Die betreffende Sorte wurde 1986 am Moskauer Institut für Gartenbau aus den Sorten M102 und Marossejka gewonnen. Nach einiger Zeit erlangte die Himbeere 'Patrizia' aufgrund ihrer vielen Vorteile gegenüber anderen Sorten sowohl bei professionellen Gärtnern als auch bei Hobbygärtnern große Beliebtheit.
Die Beeren dieser Himbeere sind sehr groß, mittelfest und von abgestumpft konischer Form. Ihr Gewicht kann bis zu 15 Gramm betragen. Die Steinfrüchtchen sind gleichmäßig und klein, daher ist das Volumengewicht des Fruchtfleisches beträchtlich, was es ermöglicht, die Himbeeren sofort nach der Ernte zu verzehren oder zu Marmelade, Gelee, Fruchtleder und Kompott zu verarbeiten.
Die Himbeere 'Patrizia' hat folgende Vorteile im Vergleich zu anderen Sorten:
- Diese Sorte kann erhebliche Minustemperaturen (bis zu -34 Grad) aushalten, selbst ohne Abdeckung mit Schnee oder Erde. Das Abdecken der Triebe mit Schnee erhöht die ohnehin gute Winterhärte noch weiter;
- sehr hoher Ertrag. Beim Anbau dieser Sorte im privaten Garten können bei Einhaltung aller Regeln der Agrartechnik pro Pflanze bis zu 12 Kilogramm Beeren geerntet werden. Im gewerblichen Anbau werden pro Hektar solcher Himbeeren bis zu 27 Tonnen Früchte erzielt. Im Vergleich dazu erreicht der Ertrag der Sorte 'Velikan' nur 8 Tonnen pro Hektar;
- hervorragender Fruchtgeschmack. Unreife Beeren haben eine leichte Säure, reife Früchte sind äußerst süß und schmackhaft. Aufgrund ihrer mittleren Festigkeit kann diese Himbeere über weite Strecken transportiert werden. Die Früchte können lange im Eimer aufbewahrt werden, ohne dass die unteren Beeren ihre Form verlieren;
- Bequemlichkeit bei der Ernte der Himbeere 'Patrizia' aufgrund der beträchtlichen Fruchtgröße; zudem bleiben die Himbeeren nach der Reife lange am Strauch;
- Die Sorte widersteht den wichtigsten Krankheiten gut und hat keine Angst vor Sonnenbrand, daher kann sie bedenken auf gut sonnenbeschienenen Flächen angebaut werden.

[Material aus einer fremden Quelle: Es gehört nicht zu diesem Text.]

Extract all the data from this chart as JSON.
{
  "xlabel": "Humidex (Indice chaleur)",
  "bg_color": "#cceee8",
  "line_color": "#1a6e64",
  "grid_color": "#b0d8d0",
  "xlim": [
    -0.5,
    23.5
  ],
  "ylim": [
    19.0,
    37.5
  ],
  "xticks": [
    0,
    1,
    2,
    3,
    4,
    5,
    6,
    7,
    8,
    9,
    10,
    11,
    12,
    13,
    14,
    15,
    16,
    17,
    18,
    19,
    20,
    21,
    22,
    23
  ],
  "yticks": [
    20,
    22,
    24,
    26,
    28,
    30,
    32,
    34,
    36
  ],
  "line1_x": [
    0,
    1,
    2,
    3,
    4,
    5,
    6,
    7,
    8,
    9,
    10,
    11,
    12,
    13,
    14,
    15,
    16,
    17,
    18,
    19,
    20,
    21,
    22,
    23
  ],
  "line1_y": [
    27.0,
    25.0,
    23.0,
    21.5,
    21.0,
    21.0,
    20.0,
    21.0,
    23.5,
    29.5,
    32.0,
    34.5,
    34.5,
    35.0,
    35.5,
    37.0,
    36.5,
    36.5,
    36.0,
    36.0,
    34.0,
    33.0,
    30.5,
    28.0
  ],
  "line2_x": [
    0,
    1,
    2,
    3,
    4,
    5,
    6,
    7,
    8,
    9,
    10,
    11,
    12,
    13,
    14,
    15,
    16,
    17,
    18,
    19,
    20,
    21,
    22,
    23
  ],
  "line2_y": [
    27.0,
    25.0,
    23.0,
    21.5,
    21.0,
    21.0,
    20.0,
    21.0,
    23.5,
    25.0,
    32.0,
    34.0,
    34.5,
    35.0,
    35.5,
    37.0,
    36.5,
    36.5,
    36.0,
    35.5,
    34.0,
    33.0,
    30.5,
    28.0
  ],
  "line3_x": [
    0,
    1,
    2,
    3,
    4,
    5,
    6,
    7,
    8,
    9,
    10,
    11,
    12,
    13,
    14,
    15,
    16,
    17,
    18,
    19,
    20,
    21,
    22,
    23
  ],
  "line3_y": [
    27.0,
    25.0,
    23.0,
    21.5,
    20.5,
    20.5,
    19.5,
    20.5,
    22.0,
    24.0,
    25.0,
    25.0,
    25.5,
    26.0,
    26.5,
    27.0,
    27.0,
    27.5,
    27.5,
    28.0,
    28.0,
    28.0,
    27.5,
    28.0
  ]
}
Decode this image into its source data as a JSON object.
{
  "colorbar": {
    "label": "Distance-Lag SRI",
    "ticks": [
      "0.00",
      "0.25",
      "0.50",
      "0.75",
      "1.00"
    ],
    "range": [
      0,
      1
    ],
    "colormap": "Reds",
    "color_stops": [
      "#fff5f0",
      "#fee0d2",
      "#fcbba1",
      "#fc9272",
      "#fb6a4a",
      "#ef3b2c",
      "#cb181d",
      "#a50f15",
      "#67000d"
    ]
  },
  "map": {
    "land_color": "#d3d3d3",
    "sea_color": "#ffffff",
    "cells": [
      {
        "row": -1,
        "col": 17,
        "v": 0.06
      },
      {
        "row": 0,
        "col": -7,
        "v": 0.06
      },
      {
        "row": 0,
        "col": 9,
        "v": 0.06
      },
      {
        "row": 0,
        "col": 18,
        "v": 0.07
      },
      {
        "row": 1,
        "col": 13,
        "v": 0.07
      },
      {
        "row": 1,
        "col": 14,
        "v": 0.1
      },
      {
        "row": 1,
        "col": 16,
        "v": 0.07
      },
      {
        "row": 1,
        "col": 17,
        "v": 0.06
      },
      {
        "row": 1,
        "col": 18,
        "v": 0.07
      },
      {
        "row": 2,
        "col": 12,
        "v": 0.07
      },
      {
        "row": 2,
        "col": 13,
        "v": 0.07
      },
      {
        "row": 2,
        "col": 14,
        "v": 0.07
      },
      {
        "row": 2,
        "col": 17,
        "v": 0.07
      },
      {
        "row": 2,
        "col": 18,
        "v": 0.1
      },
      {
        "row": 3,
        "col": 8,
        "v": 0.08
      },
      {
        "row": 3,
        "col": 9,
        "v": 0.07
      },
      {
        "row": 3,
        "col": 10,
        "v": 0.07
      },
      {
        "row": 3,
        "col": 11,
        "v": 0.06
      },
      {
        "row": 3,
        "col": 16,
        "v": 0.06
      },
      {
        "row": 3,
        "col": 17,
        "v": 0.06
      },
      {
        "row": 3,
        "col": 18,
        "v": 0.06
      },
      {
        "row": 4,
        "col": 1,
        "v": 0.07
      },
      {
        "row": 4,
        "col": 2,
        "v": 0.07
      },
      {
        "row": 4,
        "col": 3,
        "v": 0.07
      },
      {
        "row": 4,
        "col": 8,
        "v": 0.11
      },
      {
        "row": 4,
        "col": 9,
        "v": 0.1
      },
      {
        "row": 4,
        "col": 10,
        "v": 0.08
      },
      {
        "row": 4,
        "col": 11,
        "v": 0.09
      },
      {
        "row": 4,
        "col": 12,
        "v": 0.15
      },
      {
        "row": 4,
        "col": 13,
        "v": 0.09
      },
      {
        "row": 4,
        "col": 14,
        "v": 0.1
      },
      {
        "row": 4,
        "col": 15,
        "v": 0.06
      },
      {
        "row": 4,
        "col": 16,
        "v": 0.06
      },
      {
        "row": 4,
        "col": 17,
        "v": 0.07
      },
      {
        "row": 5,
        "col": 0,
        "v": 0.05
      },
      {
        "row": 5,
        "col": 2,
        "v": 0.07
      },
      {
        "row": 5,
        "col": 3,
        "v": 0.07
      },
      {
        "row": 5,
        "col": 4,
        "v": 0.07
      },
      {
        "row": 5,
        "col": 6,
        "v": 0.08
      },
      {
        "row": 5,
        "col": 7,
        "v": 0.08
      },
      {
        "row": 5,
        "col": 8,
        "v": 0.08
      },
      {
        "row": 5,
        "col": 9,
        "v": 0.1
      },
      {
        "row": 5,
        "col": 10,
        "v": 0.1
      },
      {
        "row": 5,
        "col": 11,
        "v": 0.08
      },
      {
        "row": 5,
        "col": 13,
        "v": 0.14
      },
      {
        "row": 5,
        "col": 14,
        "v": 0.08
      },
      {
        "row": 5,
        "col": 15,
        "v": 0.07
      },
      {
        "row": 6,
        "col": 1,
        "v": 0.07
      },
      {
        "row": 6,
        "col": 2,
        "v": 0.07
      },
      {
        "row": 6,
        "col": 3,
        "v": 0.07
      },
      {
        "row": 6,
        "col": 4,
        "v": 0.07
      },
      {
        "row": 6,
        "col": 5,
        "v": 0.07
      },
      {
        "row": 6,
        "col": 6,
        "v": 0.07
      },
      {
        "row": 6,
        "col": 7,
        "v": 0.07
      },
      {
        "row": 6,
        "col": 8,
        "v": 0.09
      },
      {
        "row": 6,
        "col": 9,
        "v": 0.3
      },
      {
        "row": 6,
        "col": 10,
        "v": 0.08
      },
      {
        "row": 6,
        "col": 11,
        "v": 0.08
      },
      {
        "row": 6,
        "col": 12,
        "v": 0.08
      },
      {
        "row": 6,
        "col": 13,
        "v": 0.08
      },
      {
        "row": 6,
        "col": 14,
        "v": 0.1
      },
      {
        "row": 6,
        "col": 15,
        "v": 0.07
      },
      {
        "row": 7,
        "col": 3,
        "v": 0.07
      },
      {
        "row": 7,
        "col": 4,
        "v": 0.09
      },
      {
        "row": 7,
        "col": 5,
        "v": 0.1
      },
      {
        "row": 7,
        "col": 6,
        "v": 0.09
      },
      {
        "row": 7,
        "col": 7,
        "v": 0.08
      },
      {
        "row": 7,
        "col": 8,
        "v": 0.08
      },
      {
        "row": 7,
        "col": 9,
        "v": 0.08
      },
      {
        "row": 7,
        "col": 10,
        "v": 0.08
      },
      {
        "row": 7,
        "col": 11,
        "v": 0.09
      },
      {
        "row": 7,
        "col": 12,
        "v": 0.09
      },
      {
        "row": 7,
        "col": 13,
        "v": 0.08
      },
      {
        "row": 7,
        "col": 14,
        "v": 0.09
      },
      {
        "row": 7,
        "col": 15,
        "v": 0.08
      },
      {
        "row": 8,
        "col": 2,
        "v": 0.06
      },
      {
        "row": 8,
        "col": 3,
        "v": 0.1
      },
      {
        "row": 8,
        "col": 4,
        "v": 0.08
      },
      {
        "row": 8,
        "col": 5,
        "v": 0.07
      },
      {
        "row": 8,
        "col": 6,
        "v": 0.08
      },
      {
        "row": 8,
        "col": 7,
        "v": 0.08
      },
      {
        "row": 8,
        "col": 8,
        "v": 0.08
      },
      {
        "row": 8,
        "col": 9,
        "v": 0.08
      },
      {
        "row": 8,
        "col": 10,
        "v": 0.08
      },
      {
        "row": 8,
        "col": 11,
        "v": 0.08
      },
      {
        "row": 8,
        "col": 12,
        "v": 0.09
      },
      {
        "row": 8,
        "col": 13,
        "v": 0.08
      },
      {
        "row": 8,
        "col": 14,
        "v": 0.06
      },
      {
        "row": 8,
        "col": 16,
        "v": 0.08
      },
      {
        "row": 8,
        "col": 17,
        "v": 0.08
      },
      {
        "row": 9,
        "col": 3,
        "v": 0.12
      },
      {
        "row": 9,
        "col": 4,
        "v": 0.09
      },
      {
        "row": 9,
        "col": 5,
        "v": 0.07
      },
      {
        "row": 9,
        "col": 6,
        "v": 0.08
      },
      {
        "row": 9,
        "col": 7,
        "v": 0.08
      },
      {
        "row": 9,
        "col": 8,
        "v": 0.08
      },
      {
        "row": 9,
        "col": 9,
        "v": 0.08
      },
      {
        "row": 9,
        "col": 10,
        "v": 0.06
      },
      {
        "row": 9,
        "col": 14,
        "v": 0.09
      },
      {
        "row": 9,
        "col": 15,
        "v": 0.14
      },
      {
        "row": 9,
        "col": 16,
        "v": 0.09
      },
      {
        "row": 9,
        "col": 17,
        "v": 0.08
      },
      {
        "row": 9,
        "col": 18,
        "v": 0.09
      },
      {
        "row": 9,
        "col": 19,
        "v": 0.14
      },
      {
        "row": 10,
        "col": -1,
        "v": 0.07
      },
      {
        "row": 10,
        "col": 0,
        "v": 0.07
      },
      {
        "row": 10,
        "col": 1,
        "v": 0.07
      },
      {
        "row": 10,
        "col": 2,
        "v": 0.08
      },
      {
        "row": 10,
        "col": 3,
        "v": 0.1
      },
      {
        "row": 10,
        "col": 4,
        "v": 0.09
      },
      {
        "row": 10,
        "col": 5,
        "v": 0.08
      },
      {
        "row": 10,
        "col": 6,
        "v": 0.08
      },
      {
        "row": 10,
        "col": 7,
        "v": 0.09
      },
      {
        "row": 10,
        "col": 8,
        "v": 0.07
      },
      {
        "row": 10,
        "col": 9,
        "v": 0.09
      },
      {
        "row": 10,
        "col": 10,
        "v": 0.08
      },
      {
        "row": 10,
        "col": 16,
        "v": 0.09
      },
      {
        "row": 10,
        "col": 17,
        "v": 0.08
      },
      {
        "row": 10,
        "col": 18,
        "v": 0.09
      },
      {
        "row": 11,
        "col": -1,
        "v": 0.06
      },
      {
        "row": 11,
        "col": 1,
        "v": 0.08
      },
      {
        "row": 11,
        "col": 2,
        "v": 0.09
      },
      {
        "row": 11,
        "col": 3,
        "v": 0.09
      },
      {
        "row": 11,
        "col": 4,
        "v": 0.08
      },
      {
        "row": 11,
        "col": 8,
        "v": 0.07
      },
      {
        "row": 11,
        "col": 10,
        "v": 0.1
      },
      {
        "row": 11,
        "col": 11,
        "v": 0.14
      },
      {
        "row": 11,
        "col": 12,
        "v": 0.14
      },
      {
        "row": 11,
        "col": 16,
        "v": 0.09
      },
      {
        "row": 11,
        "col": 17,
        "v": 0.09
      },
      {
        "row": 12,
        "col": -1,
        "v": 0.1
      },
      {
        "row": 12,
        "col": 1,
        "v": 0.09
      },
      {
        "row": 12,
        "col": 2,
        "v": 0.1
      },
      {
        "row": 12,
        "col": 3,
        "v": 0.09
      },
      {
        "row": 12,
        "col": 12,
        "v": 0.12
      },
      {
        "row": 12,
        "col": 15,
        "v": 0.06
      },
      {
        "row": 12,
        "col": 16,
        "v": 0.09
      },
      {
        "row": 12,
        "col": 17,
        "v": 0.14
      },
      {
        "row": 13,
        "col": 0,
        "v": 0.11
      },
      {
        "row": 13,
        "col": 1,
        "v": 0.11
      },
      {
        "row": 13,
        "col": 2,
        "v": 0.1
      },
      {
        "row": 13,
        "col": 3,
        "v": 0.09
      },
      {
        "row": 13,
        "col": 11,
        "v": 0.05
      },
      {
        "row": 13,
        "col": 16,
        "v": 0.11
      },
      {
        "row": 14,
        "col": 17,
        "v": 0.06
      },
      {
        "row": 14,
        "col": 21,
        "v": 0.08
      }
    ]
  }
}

Die Himbeersorte 'Patrizia' hat weit mehr Vorteile als Nachteile, aber Letztere gibt es auch:
- Die Höhe des Busches kann bis zu 1,8 Meter betragen, was die Ernte erschwert, da sich die Früchte an der Triebspitze befinden;
- Die Triebe müssen regelmäßig an ein Spalier gebunden werden (lesen Sie wie man Himbeeren richtig an ein Spalier bindet);
- Junge Pflanzen wurzeln schlecht in neuer Erde. Ein Rückschnitt des Wurzelsystems und regelmäßiges Gießen mit warmem Wasser sind erforderlich;
- Die Pflanzen benötigen einen regelmäßigen Rückschnitt, der die Entwicklung der Büsche und die Bildung eines großen Ertrags fördert.
Die genannten Nachteile gelten als Standard für alle Himbeersorten und können daher außer Acht gelassen werden.